MrsTerryPratchett · 29/09/2013 00:14

ExH and I both changed our minds. We didn't want children when we were together. I had DD almost three years ago with DH and he had his LO this year with his GF. FWIW, we are both in our 40s. If I had wanted children and waited for him to be ready, I would have been unhappy for years.

You need to be really honest with yourself. Is he more important than children or not? If not, leave ASAP and live your life.

MyBaby1day · 29/09/2013 05:19

Oh that's a shame, what about just having one?, like a comprimise?.
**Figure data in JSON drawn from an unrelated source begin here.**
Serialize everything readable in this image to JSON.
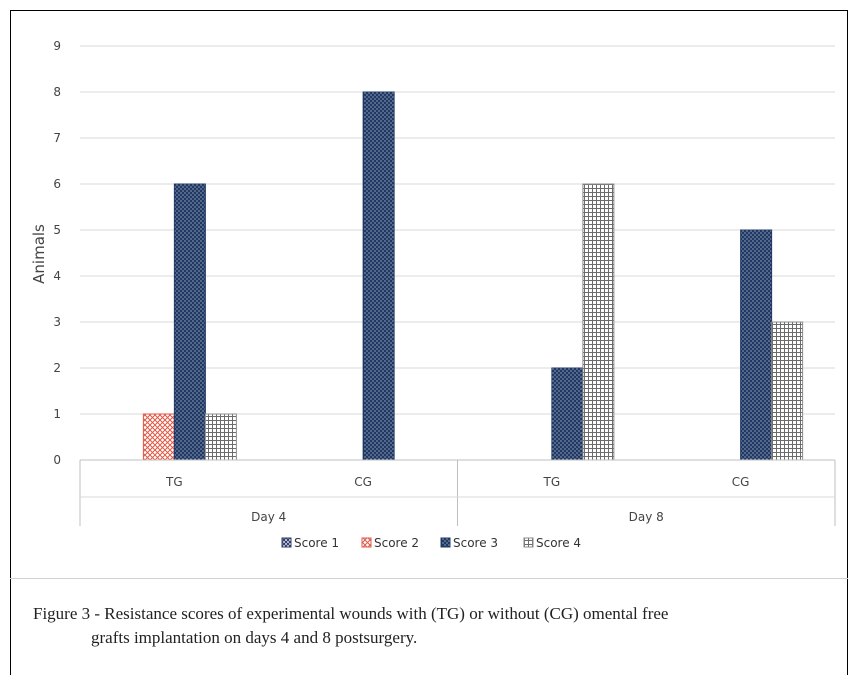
{
  "chart_data": {
    "type": "bar",
    "ylabel": "Animals",
    "ylim": [
      0,
      9
    ],
    "yticks": [
      0,
      1,
      2,
      3,
      4,
      5,
      6,
      7,
      8,
      9
    ],
    "grid": true,
    "legend_position": "bottom",
    "groups": [
      {
        "label": "Day 4",
        "categories": [
          "TG",
          "CG"
        ]
      },
      {
        "label": "Day 8",
        "categories": [
          "TG",
          "CG"
        ]
      }
    ],
    "categories": [
      "TG",
      "CG",
      "TG",
      "CG"
    ],
    "series": [
      {
        "name": "Score 1",
        "values": [
          0,
          0,
          0,
          0
        ],
        "color": "#2f3e6b",
        "pattern": "cross"
      },
      {
        "name": "Score 2",
        "values": [
          1,
          0,
          0,
          0
        ],
        "color": "#e05a47",
        "pattern": "crosshatch"
      },
      {
        "name": "Score 3",
        "values": [
          6,
          8,
          2,
          5
        ],
        "color": "#1f3864",
        "pattern": "dots"
      },
      {
        "name": "Score 4",
        "values": [
          1,
          0,
          6,
          3
        ],
        "color": "#8c8c8c",
        "pattern": "grid"
      }
    ]
  },
  "caption": {
    "line1": "Figure 3 - Resistance scores of experimental wounds with (TG) or without (CG) omental free",
    "line2": "grafts implantation on days 4 and 8 postsurgery."
  }
}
Cerisier · 29/09/2013 06:13

It is a deal breaker surely. If you want the chance of having children you need to move on while you have time on your hands. He might change his mind but he might not. Even if he does decide he wants children he might not want to have them with you.

MinesAPintOfTea · 29/09/2013 06:37

If 3 years is very early in a relationship then that's more reason to leave: its a good idea to plan to have children by around 30 (leaves time for slippage if things don't go too plan) and if it takes a year or 2 to meet someone new then the op could be 28 by the time she gets to 3 years again.

If course 3 years isn't really early in a relationship in terms of deciding whether or not to build your lives towards a common future.

Mimishimi · 29/09/2013 06:42

If he's absolutely sure about it, I wouldn't wait because it might be much harder to find someone unattached who wants children when you are in your thirties.